There are many new projects emerging ready to fill the gap between streaming Big Data analytics and Hadoop. Such projects as Storm and Spark allow for increasingly real time coverage, and resolve many of the issues revolving around Hadoop’s slower real-time analysis. Summingbird, a newer open source project, actually focuses on bridging the gap between Hadoop and real-time by creating a platform to dial back and forth between these two paradigms. In short, Hadoop’s map-reduce will likely decrease in usage and importance but it will not disappear – it will be used for less time-critical cases and will be buttressed by emerging open source projects made to fill in where map-reduce left off.

Its file system, HDFS, in contrast appears to have become fully ingrained in the Big Data world. It appears that even though map-reduce will diminish in importance over time, the file system will remain. That is not to say that all data will necessarily be required to land there before analytics take place. In fact, there are considerable financial uses cases where streaming data is first analyzed outside of Hadoop, only to end up in HDFS later for longer term storage and batch processes.

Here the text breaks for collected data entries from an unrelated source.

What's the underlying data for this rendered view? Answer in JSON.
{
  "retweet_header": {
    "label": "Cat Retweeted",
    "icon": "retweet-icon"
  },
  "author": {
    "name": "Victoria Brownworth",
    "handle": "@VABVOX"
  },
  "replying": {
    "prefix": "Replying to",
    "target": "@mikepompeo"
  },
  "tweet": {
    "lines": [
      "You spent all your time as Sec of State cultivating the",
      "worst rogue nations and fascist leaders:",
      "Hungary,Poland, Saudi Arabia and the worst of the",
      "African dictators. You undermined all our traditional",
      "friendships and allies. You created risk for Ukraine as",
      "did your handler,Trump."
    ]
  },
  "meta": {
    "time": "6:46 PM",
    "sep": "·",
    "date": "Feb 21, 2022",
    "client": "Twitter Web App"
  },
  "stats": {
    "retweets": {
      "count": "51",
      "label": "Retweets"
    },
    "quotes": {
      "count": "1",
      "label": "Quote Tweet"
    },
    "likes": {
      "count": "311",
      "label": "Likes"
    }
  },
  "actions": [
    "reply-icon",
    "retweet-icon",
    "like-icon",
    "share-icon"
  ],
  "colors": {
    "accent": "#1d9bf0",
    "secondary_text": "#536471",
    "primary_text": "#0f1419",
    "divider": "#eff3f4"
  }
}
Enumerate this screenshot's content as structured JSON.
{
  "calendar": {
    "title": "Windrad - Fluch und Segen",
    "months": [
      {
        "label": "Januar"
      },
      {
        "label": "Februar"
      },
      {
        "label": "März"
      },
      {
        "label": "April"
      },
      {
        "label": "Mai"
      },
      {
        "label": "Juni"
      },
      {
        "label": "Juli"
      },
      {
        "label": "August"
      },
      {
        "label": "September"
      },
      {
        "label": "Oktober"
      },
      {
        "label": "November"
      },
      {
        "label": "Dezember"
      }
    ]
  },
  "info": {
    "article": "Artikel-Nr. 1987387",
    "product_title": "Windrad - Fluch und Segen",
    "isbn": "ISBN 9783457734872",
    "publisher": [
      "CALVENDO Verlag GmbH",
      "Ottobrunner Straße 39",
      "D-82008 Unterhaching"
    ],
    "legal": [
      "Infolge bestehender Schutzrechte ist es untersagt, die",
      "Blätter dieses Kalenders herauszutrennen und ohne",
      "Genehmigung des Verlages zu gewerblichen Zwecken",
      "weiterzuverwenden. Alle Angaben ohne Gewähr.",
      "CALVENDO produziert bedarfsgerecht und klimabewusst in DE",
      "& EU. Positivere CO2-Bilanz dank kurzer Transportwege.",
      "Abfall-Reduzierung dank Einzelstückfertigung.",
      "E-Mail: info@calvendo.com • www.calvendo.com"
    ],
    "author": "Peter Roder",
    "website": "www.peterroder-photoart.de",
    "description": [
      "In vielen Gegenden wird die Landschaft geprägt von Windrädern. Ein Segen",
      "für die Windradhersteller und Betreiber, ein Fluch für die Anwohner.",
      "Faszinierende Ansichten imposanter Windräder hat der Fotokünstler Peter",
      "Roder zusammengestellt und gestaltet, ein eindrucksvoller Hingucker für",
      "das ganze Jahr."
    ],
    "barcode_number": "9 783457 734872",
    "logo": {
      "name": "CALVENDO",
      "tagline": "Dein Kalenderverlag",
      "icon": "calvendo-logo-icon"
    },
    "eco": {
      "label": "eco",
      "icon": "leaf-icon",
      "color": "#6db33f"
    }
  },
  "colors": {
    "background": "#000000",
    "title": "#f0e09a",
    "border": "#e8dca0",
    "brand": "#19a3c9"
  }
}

As for finance in general, most will likely continue to rely upon relational databases. This will especially be true for highly structured data that have very well defined use cases. If you want the data fast to do the same or similar types of straightforward analysis, relational databases are likely a good choice and will continue to be. If you want to leverage new data sources, especially those that contain unstructured or semi-structured data where the use cases and analytical paths are less well defined, you will likely end up using, or at least wanting your service provider, to use Hadoop and its related ecosystem.